Mensagempor em Terça Fev 15, 2011 9:20 pm

França

As conquistas e descobertas marítimas dos portugueses foram uma excelente oportunidade de negócio para os franceses, nomeadamente no comércio de escravos.No inicio do séc XVI já os vemos no tráfico de indios na América. Em 1518, Laurent Gorrevod é mesmo um dos primeiros a obter a exclusividade deste tráfico nas indias ocidentais espanholas.

No séc XVII, a França está sobretudo interessada nos lucros obtidos através da pirataria maritima, e das plantações das suas colónias na América (Gaudalupe, Martinica, Santo Domingo, Guianas, etc).

No séc XVIII já temos em plena acção a Real Companhia Francesa da Guiné, que conta entre os seus accionista o rei de França e grandes comerciantes como Samuel Bernard, Crozart e outros. Trata-se de uma companhia especializada no tráfico de escravos para a América. Filipe V de Espanha, concede-lhe em 1701 o monopólio do comércio para as suas possessões. Em dez anos os franceses exportam para as mesmas cerca de 48 mil, descontando os que morreram na viagem.

Neste séclo iniciam o tráfico em larga escala na Costa Oriental de África, capturando escravos para as suas plantações nas ilhas do oceano índico, Bourbon e Maurícia. O pioneiro deste tráfico foi o francês Morice que operava a partir de Quiloa. Em 1799, Mauricia e Bourbon contavam já com mais de 100 mil escravos.
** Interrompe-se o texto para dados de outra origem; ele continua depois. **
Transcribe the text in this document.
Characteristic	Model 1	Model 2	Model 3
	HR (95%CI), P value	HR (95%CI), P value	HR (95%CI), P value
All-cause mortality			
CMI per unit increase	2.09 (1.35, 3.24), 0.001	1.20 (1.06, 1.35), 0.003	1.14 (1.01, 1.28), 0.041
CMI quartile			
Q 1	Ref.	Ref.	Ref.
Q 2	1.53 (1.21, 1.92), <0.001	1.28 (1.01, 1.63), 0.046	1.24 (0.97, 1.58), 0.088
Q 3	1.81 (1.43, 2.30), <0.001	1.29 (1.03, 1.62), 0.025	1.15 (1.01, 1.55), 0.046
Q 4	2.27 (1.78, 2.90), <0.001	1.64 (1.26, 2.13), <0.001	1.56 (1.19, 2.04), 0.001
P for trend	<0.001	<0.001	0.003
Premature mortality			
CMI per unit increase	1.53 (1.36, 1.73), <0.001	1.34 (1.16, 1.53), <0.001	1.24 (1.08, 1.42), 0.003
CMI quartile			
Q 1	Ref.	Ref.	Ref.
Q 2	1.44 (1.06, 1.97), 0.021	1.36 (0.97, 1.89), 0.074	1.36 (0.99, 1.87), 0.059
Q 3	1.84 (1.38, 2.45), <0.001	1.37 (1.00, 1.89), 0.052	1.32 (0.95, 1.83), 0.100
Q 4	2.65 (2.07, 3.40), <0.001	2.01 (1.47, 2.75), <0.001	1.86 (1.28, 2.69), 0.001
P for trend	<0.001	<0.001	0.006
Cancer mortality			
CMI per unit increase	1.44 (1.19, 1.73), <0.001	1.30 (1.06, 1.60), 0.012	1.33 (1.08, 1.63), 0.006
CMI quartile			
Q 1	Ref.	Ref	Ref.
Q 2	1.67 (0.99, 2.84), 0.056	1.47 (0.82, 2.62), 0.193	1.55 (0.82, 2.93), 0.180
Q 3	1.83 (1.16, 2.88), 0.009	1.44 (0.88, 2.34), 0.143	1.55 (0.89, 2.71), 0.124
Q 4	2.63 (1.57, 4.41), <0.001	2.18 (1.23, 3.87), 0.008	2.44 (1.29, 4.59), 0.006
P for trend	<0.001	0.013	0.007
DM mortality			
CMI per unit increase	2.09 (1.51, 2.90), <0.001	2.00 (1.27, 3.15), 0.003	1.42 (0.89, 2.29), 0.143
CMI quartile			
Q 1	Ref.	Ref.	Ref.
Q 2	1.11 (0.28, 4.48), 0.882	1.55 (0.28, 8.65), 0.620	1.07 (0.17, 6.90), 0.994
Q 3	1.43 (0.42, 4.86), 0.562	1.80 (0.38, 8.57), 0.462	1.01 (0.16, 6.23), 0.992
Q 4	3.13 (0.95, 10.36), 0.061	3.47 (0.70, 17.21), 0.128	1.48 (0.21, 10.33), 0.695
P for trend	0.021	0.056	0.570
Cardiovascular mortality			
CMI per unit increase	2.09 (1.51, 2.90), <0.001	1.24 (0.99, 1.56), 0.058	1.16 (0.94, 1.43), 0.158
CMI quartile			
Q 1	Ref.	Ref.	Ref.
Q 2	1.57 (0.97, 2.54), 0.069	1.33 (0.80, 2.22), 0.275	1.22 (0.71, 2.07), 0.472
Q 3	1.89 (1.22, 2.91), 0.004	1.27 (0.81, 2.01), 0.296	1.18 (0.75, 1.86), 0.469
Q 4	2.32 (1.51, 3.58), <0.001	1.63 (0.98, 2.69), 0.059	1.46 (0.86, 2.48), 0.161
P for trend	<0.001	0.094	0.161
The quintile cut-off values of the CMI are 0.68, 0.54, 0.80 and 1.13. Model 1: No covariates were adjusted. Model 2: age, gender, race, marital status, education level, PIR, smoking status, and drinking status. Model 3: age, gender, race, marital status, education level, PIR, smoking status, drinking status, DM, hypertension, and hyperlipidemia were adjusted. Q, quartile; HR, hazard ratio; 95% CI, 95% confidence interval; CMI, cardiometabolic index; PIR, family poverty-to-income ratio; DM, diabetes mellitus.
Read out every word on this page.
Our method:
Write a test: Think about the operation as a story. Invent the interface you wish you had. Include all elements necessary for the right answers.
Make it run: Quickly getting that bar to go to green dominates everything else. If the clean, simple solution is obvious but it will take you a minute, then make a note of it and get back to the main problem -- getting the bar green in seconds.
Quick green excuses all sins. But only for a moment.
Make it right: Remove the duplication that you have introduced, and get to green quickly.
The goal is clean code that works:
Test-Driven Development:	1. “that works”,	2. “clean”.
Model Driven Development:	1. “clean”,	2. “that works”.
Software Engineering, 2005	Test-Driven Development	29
As colónias francesas da América, como St. Domingo (Haiti), a mais próspera das Caraíbas, abarrotam também de escravos. Quando os escravos desta última, pretendem ser considerados como seres humanos, à luz da Declaração Francesa dos Direitos do Homem e da Igualdade (1789), os franceses mostram-lhes pelas armas qual é a sua interpretação do assunto. Apesar das chacinas os franceses saem derrotados, no que são socorridos pelos ingleses que acabam igualmente vencidos. Em 1804 constituía-se a primeira república de antigos escravos fora de África, o Haiti. Nesta colónia francesa, os escravos aprenderam por eles mesmos que se queriam a sua libertação tinham que lutar por ela.

A investida sistemática da França em África, só inicia no séc XIX, quando a pátria das revolução resolver disputar o seu quinhão de África, após ter perdido a sua mais próspera colónia americana (St.Domingo-Haiti). A conquista francesa de África faz-se a partir de três pontos:

1.Norte de África: Argélia (1830), Tunísia (1882), Marrocos (1901), avançando a partir destas posições para a Costa da Guiné (a costa dos escravos).

2. Costa da Guiné e Congo: Senegal (1857), Gabão (1875), Guiné-Conacry, Congo (1875), ocupando muitas das posições abandonadas ou conquistadas aos portugueses e holandeses.

3.Costa Oriental de África: Madagascar (1895), Ilhas de Comores, etc, onde desenvolvem um impressionante sistema escravocrata.

Ao longo de todo o séc XIX temos negreiros franceses operando legal e ilegalmente em ambas as costas africanas.

No séc XX, os povos do norte de Africa, como Argélia, Marrocos ou a Túnisia lutavam contra a escravidão que eram vítimas por parte do país que proclamara a igualdade entre os homens.